If she turns 18 in August then he's only withholding one payment and personally I wouldn't think it was worth the hassle of trying to claim it - I'd try to affect studied nonchalance and not give him a reaction.

PiggyInTheMiddleagain · 06/08/2022 12:16

OhNoWhatYouGonnaDo · 06/08/2022 12:02

When does your daughter turn 18? Maintenance usually stops at the end of the academic year in which the child turns 18, so if she's only just going into Upper Sixth and turns 18 in September then you'd probably be entitled to another year of maintenance.

If she turns 18 in August then he's only withholding one payment and personally I wouldn't think it was worth the hassle of trying to claim it - I'd try to affect studied nonchalance and not give him a reaction.

Hasn't paid last two weeks, should pay until end of August so more than 1 payment (weekly paid) but you are right it isn't worth the hassle.

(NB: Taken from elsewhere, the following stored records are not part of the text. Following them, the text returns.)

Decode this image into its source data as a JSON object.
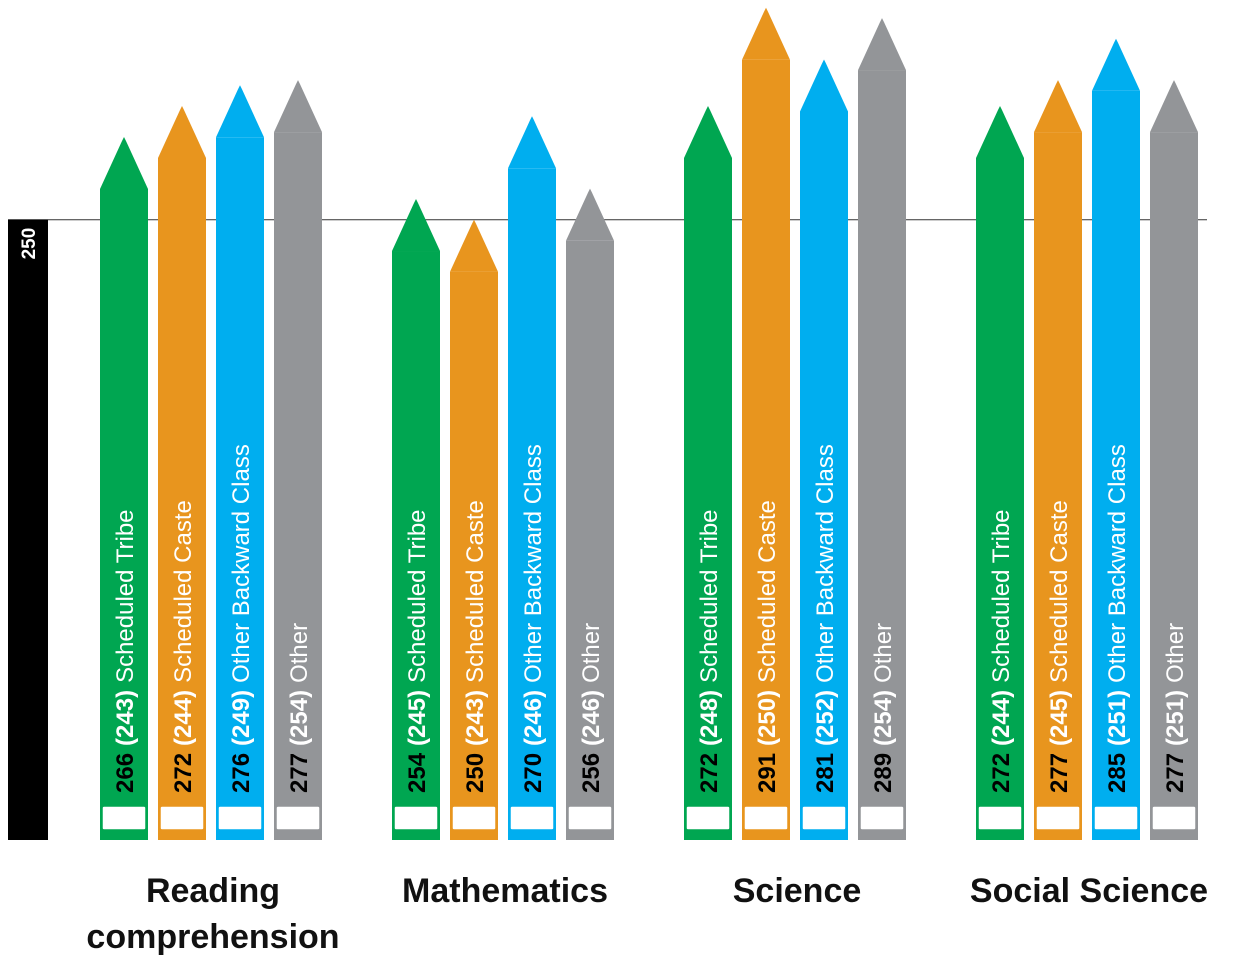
{
  "chart_data": {
    "type": "pencil-bar",
    "categories": [
      "Reading comprehension",
      "Mathematics",
      "Science",
      "Social Science"
    ],
    "series": [
      {
        "name": "Scheduled Tribe",
        "color": "#00a651",
        "values": [
          266,
          254,
          272,
          272
        ],
        "previous_labels": [
          "(243)",
          "(245)",
          "(248)",
          "(244)"
        ]
      },
      {
        "name": "Scheduled Caste",
        "color": "#e8951e",
        "values": [
          272,
          250,
          291,
          277
        ],
        "previous_labels": [
          "(244)",
          "(243)",
          "(250)",
          "(245)"
        ]
      },
      {
        "name": "Other Backward Class",
        "color": "#00aeef",
        "values": [
          276,
          270,
          281,
          285
        ],
        "previous_labels": [
          "(249)",
          "(246)",
          "(252)",
          "(251)"
        ]
      },
      {
        "name": "Other",
        "color": "#939598",
        "values": [
          277,
          256,
          289,
          277
        ],
        "previous_labels": [
          "(254)",
          "(246)",
          "(254)",
          "(251)"
        ]
      }
    ],
    "ylim": [
      130,
      292.5
    ],
    "yticks": [
      250
    ]
  }
}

She's 18 right at the end of the month.

OP posts:
NurseCranesRolodex · 20/03/2023 13:12

Surely his payments to provide his part in his child's upbringing are calculated per annum, divided into 52 as he must have requested it be paid in that way?

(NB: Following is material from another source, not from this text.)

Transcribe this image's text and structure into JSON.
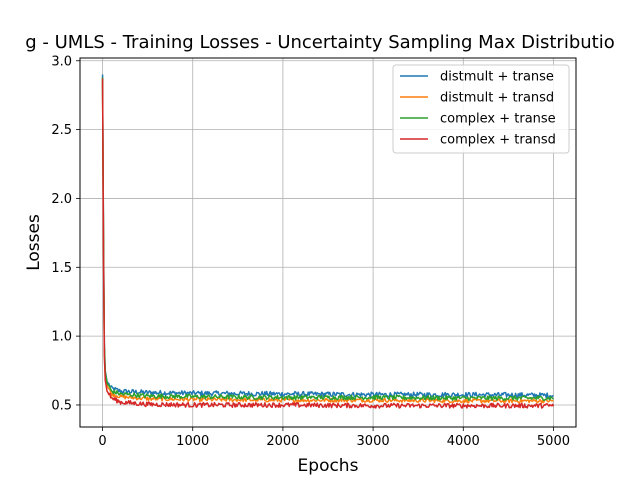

Is he one of these characters who would deduct a part of the payment when children are in school because they are not physically in your home? How tiresome. You're in the right, but let a lawyer or agency deal with this so it doesn't spoil any more of life. What he can afford to do is nothing to do with your financial arrangements. It's a green cheese situation, sounds petty AF. Enjoy your holiday!

NurseCranesRolodex · 20/03/2023 13:14

Until 25 if in full time education in Scotland.

DaisyBoop · 20/03/2023 13:22

YANBU. Presumably you don’t get a holiday from paying your rent/mortgage and utilities for the house that your joint DD lives in. What a jealous spiteful little man.